I’ve always loved the alphabet, and have often included text with my paintings, like this one from four or five years ago.
When I set up my Museum Cases at the Wood Art Gallery in 2006, I included what I called a “waterline” (that went all the way around the room, about four feet off the floor) of random text culled from spam emails. These spam emails (now, they're from the ancient history of spamming...) used to contain text copied from novels, poems, and other “legitimate” texts, in an effort to get their advertising pitches (mostly for penis-enhancing drugs and devices) through the filters.
What fascinated me was that even though the words (I just chose nouns and adjectives) were truly random and completely out of any kind of sequence, people couldn’t help making meaning of them, reading them like a poem.
The same is true of the small black and white figures I created in Maine in October.
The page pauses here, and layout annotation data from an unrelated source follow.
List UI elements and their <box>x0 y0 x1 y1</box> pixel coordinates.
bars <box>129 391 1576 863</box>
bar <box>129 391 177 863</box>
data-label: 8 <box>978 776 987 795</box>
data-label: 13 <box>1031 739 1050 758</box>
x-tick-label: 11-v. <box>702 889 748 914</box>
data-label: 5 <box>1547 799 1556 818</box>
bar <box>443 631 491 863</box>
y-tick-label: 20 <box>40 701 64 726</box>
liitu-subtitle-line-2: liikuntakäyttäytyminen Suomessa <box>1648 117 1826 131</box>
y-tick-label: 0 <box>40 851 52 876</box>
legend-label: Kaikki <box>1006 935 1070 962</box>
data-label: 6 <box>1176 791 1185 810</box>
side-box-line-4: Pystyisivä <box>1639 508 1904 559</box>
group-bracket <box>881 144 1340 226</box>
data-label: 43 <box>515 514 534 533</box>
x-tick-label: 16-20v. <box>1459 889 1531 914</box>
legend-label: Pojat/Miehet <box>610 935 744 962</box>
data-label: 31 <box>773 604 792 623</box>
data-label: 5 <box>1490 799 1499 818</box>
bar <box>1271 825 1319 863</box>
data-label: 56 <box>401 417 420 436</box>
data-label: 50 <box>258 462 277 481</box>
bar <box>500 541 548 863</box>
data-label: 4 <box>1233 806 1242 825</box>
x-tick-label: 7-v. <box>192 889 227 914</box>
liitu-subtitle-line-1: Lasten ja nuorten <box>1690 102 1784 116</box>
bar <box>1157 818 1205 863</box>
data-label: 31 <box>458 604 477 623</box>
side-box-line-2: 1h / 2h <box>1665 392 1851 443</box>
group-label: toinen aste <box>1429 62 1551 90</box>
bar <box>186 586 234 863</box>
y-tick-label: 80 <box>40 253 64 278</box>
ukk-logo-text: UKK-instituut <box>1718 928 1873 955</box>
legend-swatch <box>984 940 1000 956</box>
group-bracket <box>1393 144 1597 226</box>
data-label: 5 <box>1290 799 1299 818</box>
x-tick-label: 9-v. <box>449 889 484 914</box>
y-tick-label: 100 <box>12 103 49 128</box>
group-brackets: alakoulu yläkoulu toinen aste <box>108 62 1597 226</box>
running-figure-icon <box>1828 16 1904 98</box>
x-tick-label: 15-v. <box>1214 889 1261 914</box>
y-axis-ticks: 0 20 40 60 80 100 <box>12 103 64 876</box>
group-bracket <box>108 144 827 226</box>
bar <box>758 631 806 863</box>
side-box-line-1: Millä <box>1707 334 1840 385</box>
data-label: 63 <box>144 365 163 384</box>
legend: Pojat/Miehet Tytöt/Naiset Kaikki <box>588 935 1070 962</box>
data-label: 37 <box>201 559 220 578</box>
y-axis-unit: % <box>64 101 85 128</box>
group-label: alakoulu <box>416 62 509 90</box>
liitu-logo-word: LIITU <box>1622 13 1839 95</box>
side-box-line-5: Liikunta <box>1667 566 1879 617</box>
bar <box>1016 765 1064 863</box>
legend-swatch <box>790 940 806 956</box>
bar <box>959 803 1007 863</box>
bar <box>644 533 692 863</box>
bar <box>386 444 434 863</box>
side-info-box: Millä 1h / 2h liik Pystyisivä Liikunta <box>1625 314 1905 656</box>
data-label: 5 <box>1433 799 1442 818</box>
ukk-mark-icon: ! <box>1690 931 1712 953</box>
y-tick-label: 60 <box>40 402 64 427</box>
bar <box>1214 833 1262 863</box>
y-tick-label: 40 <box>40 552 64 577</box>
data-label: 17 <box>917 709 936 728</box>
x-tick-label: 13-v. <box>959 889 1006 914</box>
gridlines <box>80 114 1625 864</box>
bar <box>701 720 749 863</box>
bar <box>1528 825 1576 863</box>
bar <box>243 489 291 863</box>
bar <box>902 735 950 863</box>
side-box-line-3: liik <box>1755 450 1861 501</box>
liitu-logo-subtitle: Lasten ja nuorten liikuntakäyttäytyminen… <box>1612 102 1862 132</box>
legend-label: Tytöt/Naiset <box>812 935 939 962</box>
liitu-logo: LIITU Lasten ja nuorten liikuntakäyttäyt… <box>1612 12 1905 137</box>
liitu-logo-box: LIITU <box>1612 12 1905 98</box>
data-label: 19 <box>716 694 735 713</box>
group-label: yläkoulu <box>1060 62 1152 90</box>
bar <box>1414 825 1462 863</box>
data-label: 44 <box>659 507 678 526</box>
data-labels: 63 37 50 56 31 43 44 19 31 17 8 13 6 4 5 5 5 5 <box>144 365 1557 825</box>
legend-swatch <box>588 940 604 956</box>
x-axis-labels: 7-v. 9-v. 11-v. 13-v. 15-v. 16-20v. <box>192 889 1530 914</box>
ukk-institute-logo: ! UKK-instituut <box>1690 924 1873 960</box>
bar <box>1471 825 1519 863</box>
The letters on their chests are random, but people think they see their names and words in them, as though the letters were just scrambled from intact (and discoverable) words.
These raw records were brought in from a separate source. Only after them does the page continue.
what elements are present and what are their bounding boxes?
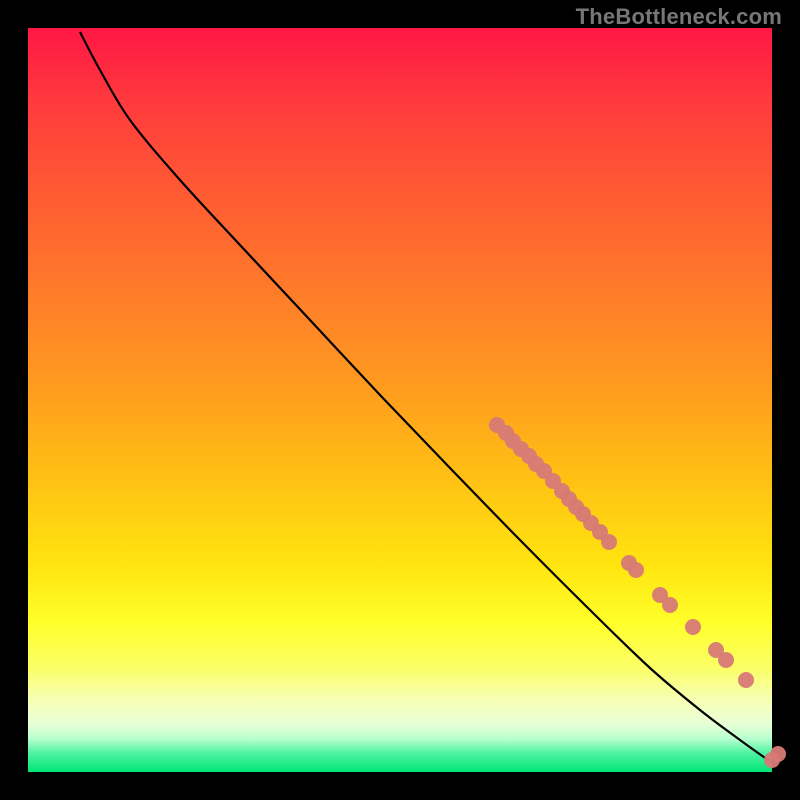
watermark-text: TheBottleneck.com [576,4,782,30]
bottleneck-chart [0,0,800,800]
data-point [718,652,734,668]
data-point [628,562,644,578]
data-point [601,534,617,550]
chart-background [28,28,772,772]
data-point [685,619,701,635]
data-point [738,672,754,688]
data-point [662,597,678,613]
data-point [770,746,786,762]
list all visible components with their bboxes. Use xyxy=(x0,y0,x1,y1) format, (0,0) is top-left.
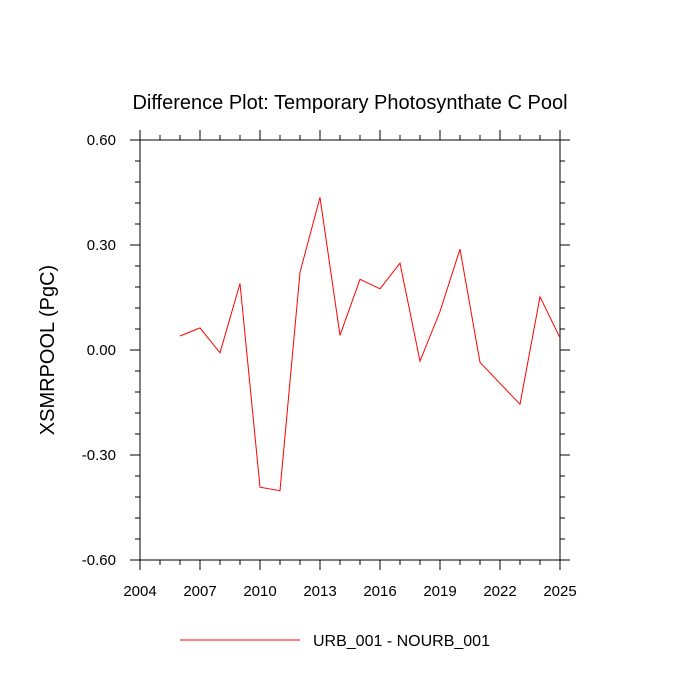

This is the sketch for a wall installation with letterforms that I made in Maine
and here are some of the disks I painted with both spray enamels and oils. When they’re dry (gee, it takes a long time for them to dry; I had to bring many of them back to the studio covered with wax paper!), I’ll be working on a large piece, and deciding whether it should be in the loose configuration of the sketch, or in a more formal arrangement with a steel frame.